Le recteur de l'ULB a souhaité retourner la question. "Pensez-vous que les universités de Birmingham, d'Oxford, de Liverpool Hope et l'ULB flirtent avec l'antisémitisme ? ", elles qui ont mis à l'honneur le cinéaste britannique ou s'apprêtent à le faire. M. Englert a aussi mis en garde contre la volonté de certains de profiter de la controverse pour "en faire un match politique", et réaffirmé l'attachement de son université à la lutte contre le racisme, l'antisémitisme et la xénophobie, entre autres. Il s'est dit attristé d'une division "que nous n'avons pas voulue" au sein de son université.

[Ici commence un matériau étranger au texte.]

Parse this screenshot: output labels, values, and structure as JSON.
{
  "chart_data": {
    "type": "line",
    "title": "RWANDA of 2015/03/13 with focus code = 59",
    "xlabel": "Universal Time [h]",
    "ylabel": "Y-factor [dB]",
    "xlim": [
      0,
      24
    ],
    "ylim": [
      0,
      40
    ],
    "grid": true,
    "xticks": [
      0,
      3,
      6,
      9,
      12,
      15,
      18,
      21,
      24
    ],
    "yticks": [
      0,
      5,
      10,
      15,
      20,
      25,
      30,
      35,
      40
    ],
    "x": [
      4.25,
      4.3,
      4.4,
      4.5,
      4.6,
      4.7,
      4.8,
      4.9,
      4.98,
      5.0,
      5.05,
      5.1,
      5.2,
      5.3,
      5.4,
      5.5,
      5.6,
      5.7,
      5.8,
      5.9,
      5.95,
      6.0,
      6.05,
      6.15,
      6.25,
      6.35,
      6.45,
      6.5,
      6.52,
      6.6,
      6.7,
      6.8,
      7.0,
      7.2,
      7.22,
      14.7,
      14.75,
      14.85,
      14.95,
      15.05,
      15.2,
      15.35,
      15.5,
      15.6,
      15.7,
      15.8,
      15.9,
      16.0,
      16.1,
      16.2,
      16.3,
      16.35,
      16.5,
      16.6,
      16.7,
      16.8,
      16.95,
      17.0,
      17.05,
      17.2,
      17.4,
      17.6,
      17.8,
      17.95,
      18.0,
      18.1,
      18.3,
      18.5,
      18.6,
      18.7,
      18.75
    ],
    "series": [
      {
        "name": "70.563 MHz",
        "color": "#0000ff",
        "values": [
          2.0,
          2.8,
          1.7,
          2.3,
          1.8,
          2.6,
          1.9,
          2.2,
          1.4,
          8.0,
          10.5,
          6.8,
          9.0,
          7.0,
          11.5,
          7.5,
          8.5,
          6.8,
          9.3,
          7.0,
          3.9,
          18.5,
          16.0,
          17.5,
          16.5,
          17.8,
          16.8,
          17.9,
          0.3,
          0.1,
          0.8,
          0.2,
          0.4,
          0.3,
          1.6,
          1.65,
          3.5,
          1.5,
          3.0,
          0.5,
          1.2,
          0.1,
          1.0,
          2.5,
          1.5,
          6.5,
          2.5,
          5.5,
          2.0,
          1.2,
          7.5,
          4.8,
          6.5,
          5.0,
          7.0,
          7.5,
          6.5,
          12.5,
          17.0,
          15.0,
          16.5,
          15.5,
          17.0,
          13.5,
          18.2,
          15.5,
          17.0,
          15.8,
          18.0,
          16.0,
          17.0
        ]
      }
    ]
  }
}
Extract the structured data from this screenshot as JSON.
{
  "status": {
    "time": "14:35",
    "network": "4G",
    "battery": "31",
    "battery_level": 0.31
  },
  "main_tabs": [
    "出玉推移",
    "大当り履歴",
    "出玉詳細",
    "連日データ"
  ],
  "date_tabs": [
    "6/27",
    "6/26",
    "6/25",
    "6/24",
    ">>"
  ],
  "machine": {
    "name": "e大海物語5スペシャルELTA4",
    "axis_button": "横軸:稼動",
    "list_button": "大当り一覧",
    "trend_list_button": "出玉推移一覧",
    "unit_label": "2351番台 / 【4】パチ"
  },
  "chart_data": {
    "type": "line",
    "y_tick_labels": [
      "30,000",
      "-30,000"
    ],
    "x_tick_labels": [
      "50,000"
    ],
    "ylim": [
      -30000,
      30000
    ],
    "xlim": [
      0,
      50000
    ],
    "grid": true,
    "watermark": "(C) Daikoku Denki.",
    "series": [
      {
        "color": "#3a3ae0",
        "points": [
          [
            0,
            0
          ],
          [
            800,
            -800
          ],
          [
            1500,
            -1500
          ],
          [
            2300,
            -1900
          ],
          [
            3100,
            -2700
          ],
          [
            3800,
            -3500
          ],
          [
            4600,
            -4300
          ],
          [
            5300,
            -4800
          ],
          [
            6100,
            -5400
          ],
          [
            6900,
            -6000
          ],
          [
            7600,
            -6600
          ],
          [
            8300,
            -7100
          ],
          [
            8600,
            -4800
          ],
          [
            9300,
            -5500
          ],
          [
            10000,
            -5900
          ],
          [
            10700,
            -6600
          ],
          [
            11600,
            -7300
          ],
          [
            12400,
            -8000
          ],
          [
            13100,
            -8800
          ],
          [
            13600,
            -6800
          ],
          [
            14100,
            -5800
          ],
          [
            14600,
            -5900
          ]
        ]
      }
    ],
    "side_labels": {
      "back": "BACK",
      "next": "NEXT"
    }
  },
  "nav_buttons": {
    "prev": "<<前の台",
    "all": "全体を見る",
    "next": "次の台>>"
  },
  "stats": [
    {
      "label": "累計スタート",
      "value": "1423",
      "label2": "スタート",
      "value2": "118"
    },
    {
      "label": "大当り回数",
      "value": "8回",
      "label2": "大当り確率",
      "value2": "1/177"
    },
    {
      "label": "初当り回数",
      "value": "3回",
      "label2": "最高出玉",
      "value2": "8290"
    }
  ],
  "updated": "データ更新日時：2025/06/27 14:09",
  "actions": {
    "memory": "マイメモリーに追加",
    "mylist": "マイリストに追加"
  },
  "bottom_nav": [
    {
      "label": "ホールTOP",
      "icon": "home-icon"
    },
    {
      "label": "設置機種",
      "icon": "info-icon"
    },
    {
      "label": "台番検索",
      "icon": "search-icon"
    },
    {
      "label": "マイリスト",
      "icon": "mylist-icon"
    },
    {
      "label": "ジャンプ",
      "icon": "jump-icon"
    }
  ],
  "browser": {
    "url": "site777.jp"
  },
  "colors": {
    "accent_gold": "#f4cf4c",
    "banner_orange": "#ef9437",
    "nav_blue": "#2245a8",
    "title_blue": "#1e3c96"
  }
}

Prise de position des politiques

Mardi, à l'invitation de l'ULB, le cinéaste avait réaffirmé sa condamnation de "toute forme de déni de l'Holocauste" et s'était dit choqué de devoir apporter une telle mise au point. Dans le paysage politique francophone, certaines personnalités ont réagi aux propos du Premier ministre critiques envers l'ULB. Ainsi, l'ex-président du PS Paul Magnette a affirmé sur Twitter que ce qu'il attendait de son alma mater - pour lui aussi l'ULB - "c'est qu'elle défende la liberté de penser, envers et contre tout, et ne cesse jamais de résister aux pressions politiques, d'où qu'elles viennent". Co-président d'Ecolo, Patrick Dupriez s'est certes réjoui que le Premier ministre "s'engage résolument contre l'antisémitisme et toute forme de racisme", mais "cela vaut aussi pour son gouvernement, n'est-ce pas? ", a-t-il ajouté. Le député PTB Marco Van Hees a été plus frontal en estimant qu'"au lieu d'inventer un antisémitisme chez Ken Loach, Charles Michel ferait mieux de se soucier des vrais racistes qui s'expriment de plus en plus au sein du MR."

Cet après-midi, l'ULB décernera les insignes de docteur honoris causa à sept personnalités en plus de Ken Loach: Christiane Taubira, Ahmet Insel, Siegi Hirsch, Monique Capron, Agnès van Zanten, Christian Debuyst et Jan Van Impe.